What is a perpendicular bisector?
The perpendicular bisector of a line segment is the straight line that passes through the segment's midpoint and meets it at a right angle (90°). Every point on this line is equidistant from the two endpoints, which makes it essential in geometry, coordinate proofs, finding circle centers, and triangle constructions (it locates the circumcenter).
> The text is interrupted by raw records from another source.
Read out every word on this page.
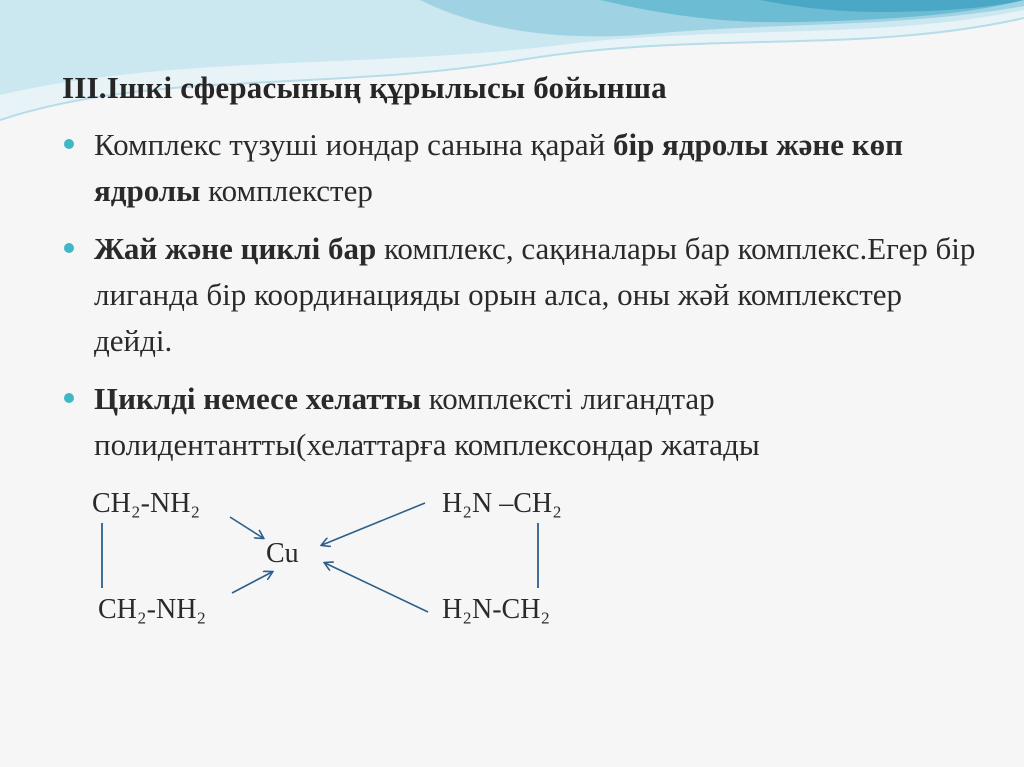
III.Ішкі сферасының құрылысы бойынша
Комплекс түзуші иондар санына қарай бір ядролы және көп ядролы комплекстер
Жай және циклі бар комплекс, сақиналары бар комплекс.Егер бір лиганда бір координацияды орын алса, оны жәй комплекстер дейді.
Циклді немесе хелатты комплексті лигандтар полидентантты(хелаттарға комплексондар жатады
CH₂-NH₂	H₂N –CH₂
Cu
CH₂-NH₂	H₂N-CH₂
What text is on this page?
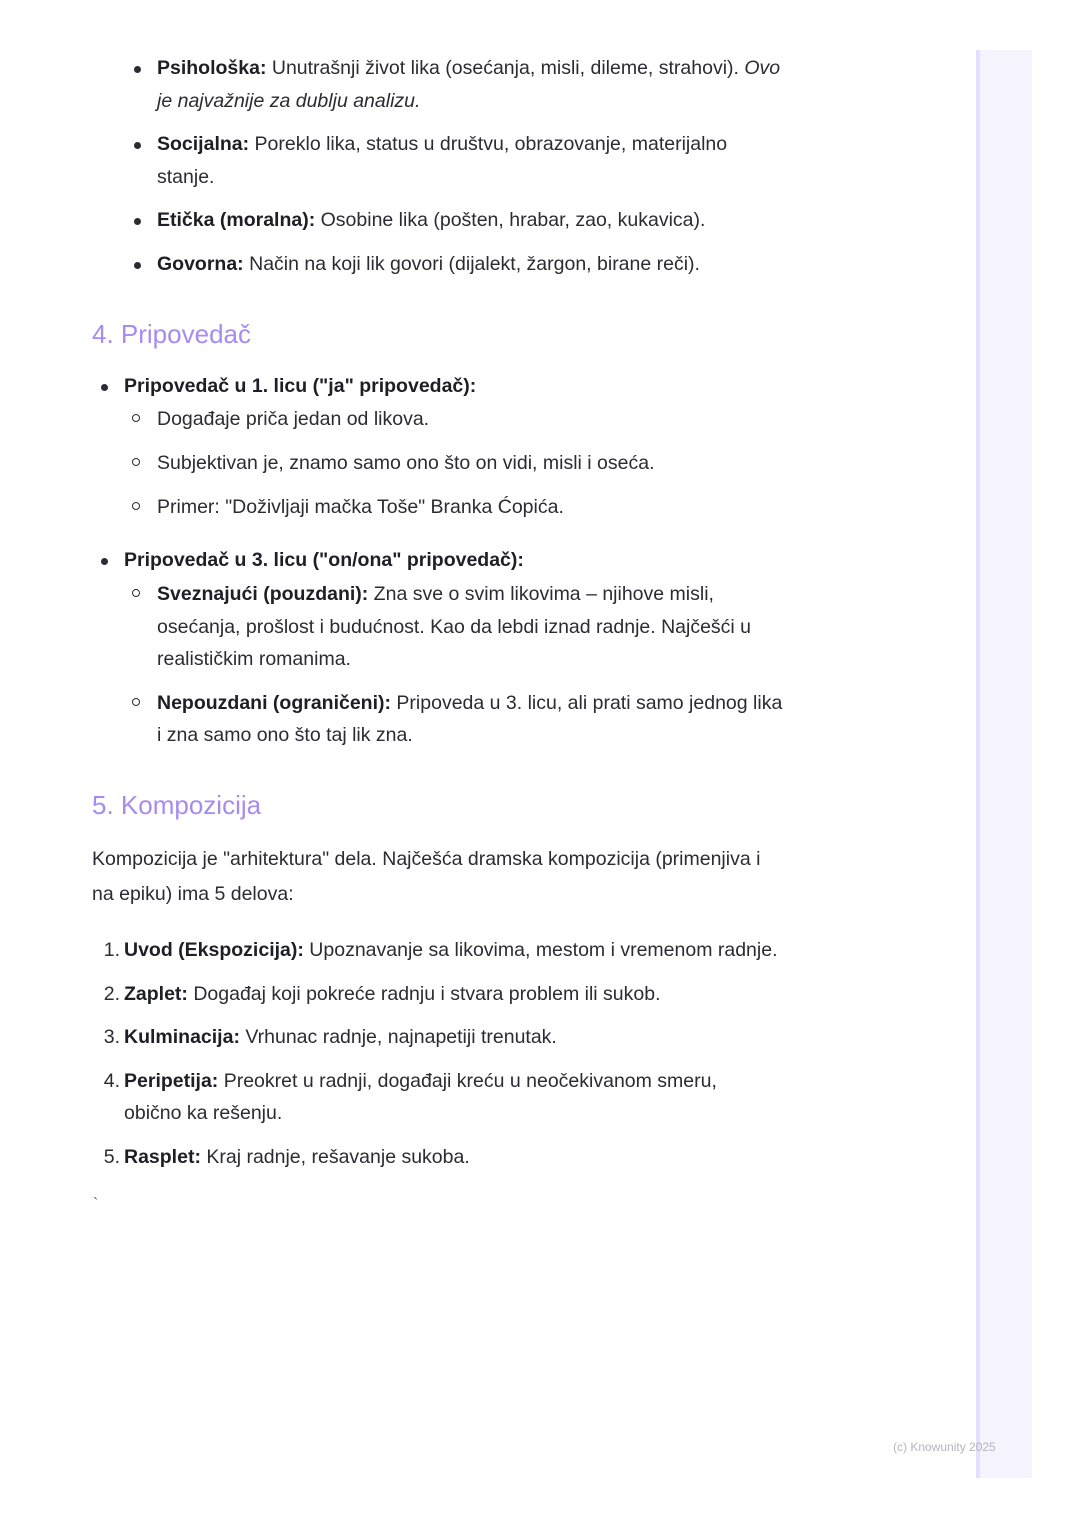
Psihološka: Unutrašnji život lika (osećanja, misli, dileme, strahovi). Ovo
je najvažnije za dublju analizu.
Socijalna: Poreklo lika, status u društvu, obrazovanje, materijalno
stanje.
Etička (moralna): Osobine lika (pošten, hrabar, zao, kukavica).
Govorna: Način na koji lik govori (dijalekt, žargon, birane reči).
4. Pripovedač
Pripovedač u 1. licu ("ja" pripovedač):
Događaje priča jedan od likova.
Subjektivan je, znamo samo ono što on vidi, misli i oseća.
Primer: "Doživljaji mačka Toše" Branka Ćopića.
Pripovedač u 3. licu ("on/ona" pripovedač):
Sveznajući (pouzdani): Zna sve o svim likovima – njihove misli,
osećanja, prošlost i budućnost. Kao da lebdi iznad radnje. Najčešći u
realističkim romanima.
Nepouzdani (ograničeni): Pripoveda u 3. licu, ali prati samo jednog lika
i zna samo ono što taj lik zna.
5. Kompozicija
Kompozicija je "arhitektura" dela. Najčešća dramska kompozicija (primenjiva i
na epiku) ima 5 delova:
1. Uvod (Ekspozicija): Upoznavanje sa likovima, mestom i vremenom radnje.
2. Zaplet: Događaj koji pokreće radnju i stvara problem ili sukob.
3. Kulminacija: Vrhunac radnje, najnapetiji trenutak.
4. Peripetija: Preokret u radnji, događaji kreću u neočekivanom smeru,
obično ka rešenju.
5. Rasplet: Kraj radnje, rešavanje sukoba.
`
(c) Knowunity 2025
How to use this calculator
Enter the coordinates of the two endpoints of your segment, \((x_1, y_1)\) and \((x_2, y_2)\). The calculator returns the midpoint, the slope of the original segment, the perpendicular slope, the y-intercept, and the complete equation of the perpendicular bisector in slope-intercept form.
The formula explained
First find the midpoint \(M = \left(\dfrac{x_1+x_2}{2}, \dfrac{y_1+y_2}{2}\right)\). Next compute the segment slope \(m = \dfrac{y_2-y_1}{x_2-x_1}\). The perpendicular slope is the negative reciprocal \(m_p = -\dfrac{1}{m}\). Finally use point-slope form through the midpoint:
$$y - M_y = m_p\left(x - M_x\right)$$then rearrange to \(y = m_p x + b\). Special cases: if the segment is vertical (\(x_1=x_2\)) the bisector is horizontal (\(y = M_y\)); if the segment is horizontal (\(y_1=y_2\)) the bisector is vertical (\(x = M_x\)).
Worked example
Points \((1, 2)\) and \((5, 6)\). Midpoint = \((3, 4)\). Segment slope = \(\dfrac{6-2}{5-1} = 1\). Perpendicular slope = \(-1\). Equation:
$$y - 4 = -1(x - 3) \rightarrow y = -x + 7$$The y-intercept is 7.
FAQ
What if the two points are the same? A single point does not define a segment, so no unique bisector exists; enter two distinct points.
Why is the perpendicular slope the negative reciprocal? Two lines are perpendicular when the product of their slopes is −1, so \(m_p = -\dfrac{1}{m}\).
Can the answer be a vertical line? Yes. When the segment is horizontal, the bisector is vertical and is written as \(x = \text{constant}\) rather than \(y = mx + b\).